34      Ainsi, il n’est pas exclu que le juge des référés puisse, lorsqu’il l’estime opportun, prendre en considération le caractère plus ou moins sérieux des moyens invoqués pour établir un fumus boni juris lors de son évaluation de l’urgence et, le cas échéant, de la mise en balance des intérêts en présence [voir ordonnance du 7 mars 2013, EDF/Commission, C‑551/12 P(R), EU:C:2013:157, point 23 et jurisprudence citée].

35      En revanche, la seule affirmation d’une partie sollicitant une mesure provisoire selon laquelle il existerait un fumus particulièrement sérieux, voire une illégalité manifeste, ne saurait avoir pour conséquence que le juge des référés devrait nécessairement et toujours examiner, pour cette seule raison, le caractère prétendument particulièrement sérieux du fumus boni juris.

36      Deuxièmement, il convient de relever qu’il résulte de la jurisprudence que si le caractère plus ou moins sérieux du fumus boni juris n’est pas sans influence sur l’appréciation de l’urgence, il n’en reste pas moins qu’il s’agit, conformément aux dispositions de l’article 156, paragraphe 4, du règlement de procédure, de deux conditions distinctes qui président à l’obtention d’un sursis à exécution, de sorte que la partie sollicitant une mesure provisoire demeure tenue de démontrer également l’imminence d’un préjudice grave et irréparable [voir, en ce sens, ordonnance du 7 mars 2013, EDF/Commission, C‑551/12 P(R), EU:C:2013:157, point 24 et jurisprudence citée].

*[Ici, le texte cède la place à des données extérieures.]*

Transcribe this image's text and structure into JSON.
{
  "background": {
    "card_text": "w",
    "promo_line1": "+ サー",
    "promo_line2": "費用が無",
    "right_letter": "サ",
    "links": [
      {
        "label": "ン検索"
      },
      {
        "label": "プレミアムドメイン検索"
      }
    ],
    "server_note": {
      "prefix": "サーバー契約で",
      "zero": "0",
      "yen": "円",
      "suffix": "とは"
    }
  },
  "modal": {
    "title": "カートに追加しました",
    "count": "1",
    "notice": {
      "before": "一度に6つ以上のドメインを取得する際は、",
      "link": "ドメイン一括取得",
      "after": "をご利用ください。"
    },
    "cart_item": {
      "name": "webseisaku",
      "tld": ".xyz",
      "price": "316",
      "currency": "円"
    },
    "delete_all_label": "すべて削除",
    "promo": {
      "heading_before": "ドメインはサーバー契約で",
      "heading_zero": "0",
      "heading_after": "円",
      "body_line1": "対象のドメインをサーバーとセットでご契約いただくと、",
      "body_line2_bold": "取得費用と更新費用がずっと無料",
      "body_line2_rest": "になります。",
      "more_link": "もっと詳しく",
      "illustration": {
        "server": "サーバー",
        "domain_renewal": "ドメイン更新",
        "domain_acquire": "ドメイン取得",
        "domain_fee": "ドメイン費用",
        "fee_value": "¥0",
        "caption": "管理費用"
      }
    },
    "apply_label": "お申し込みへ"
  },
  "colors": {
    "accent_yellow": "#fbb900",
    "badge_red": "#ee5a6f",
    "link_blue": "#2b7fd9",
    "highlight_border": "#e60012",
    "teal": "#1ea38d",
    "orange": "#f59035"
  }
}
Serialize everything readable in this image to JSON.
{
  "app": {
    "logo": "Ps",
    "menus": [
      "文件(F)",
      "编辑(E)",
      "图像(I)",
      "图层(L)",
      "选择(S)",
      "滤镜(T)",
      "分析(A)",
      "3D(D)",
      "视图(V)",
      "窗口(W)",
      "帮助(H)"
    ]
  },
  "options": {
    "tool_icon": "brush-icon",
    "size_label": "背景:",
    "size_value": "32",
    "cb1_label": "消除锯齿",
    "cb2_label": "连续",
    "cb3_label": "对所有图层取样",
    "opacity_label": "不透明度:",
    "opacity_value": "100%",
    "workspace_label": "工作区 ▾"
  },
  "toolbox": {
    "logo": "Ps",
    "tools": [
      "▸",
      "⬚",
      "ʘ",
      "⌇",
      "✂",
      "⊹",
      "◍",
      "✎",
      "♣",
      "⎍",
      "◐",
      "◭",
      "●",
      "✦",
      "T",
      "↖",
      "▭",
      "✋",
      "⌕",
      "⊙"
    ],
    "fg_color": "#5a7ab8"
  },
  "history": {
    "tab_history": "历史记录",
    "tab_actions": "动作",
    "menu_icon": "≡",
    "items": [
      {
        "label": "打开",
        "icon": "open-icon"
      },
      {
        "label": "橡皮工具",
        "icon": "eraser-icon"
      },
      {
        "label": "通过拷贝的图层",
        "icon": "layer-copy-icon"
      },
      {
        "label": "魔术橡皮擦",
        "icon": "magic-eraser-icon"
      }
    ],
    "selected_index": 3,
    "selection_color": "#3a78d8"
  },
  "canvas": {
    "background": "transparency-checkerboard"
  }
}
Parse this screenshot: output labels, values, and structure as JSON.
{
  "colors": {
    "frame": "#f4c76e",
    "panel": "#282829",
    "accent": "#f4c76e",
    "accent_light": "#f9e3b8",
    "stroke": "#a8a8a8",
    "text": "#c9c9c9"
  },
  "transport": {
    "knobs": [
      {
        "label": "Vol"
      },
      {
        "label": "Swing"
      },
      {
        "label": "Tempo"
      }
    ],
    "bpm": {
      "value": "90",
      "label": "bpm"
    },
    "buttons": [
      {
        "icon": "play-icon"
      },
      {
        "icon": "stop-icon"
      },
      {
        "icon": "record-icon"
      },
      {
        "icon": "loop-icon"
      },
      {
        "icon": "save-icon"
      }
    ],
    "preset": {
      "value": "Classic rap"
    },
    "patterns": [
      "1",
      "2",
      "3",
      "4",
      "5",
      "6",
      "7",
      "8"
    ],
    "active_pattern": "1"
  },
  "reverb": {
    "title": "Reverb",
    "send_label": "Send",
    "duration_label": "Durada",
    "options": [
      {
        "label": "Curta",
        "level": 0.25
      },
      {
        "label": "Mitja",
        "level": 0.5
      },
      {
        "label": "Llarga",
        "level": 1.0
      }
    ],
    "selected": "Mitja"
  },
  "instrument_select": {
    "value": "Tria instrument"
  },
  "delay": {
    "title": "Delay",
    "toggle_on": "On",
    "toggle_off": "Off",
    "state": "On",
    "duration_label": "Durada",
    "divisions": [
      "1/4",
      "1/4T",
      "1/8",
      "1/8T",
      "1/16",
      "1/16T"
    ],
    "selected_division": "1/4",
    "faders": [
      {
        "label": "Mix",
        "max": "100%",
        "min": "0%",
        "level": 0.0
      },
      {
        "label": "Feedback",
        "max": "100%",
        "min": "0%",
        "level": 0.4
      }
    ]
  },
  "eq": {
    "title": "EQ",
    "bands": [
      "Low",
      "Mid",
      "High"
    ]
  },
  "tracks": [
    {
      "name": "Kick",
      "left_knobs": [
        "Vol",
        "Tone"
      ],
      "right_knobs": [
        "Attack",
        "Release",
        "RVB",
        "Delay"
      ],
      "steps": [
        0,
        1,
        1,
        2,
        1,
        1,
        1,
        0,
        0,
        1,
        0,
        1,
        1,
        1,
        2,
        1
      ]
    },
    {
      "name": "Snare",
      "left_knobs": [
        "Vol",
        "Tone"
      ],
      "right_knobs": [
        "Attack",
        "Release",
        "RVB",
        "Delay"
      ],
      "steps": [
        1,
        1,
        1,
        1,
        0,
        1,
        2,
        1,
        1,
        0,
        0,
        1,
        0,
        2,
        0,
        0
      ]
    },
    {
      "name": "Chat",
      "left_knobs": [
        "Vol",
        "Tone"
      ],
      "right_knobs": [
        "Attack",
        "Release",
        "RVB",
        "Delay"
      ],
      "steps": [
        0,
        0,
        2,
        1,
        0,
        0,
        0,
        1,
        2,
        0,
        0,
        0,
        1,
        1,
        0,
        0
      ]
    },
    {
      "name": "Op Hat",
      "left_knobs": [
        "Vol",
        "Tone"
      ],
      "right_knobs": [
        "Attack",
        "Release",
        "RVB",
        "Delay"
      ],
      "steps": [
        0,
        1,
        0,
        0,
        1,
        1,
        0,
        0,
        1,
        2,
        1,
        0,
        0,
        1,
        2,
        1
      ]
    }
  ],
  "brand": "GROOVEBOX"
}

37      S’il est vrai que la jurisprudence a reconnu des exceptions à l’application stricte de cette règle, il n’en demeure pas moins que ces exceptions sont rares et ont été reconnues en raison du fait qu’il apparaissait excessivement difficile, voire impossible, et ce pour des raisons systémiques, de remplir la condition liée à l’urgence, telle que traditionnellement interprétée dans la jurisprudence (voir, en ce sens, ordonnance du 19 juillet 2016, Belgique/Commission, T‑131/16 R, EU:T:2016:427, point 37).

38      Or, en l’espèce, la requérante n’avance pas de raisons systémiques qui lui rendrait excessivement difficile, voire impossible, la démonstration d’un préjudice grave et irréparable.

39      Il résulte de tout ce qui précède que la demande en référé doit être rejetée, à défaut, pour la requérante, d’établir l’urgence, sans qu’il soit nécessaire de se prononcer sur le fumus boni juris voire de procéder à la mise en balance des intérêts, ou d’examiner la fin de non-recevoir soulevée par la Commission.

40      En vertu de l’article 158, paragraphe 5, du règlement de procédure, il convient de réserver les dépens.

Par ces motifs,

LE PRÉSIDENT DU TRIBUNAL

ordonne :

1)      La demande en référé est rejetée.

2)      Les dépens sont réservés.

Fait à Luxembourg, le 10 juillet 2018.

Le greffier

 

Le président

E. Coulon

 

M. Jaeger


*      Langue de procédure : le grec.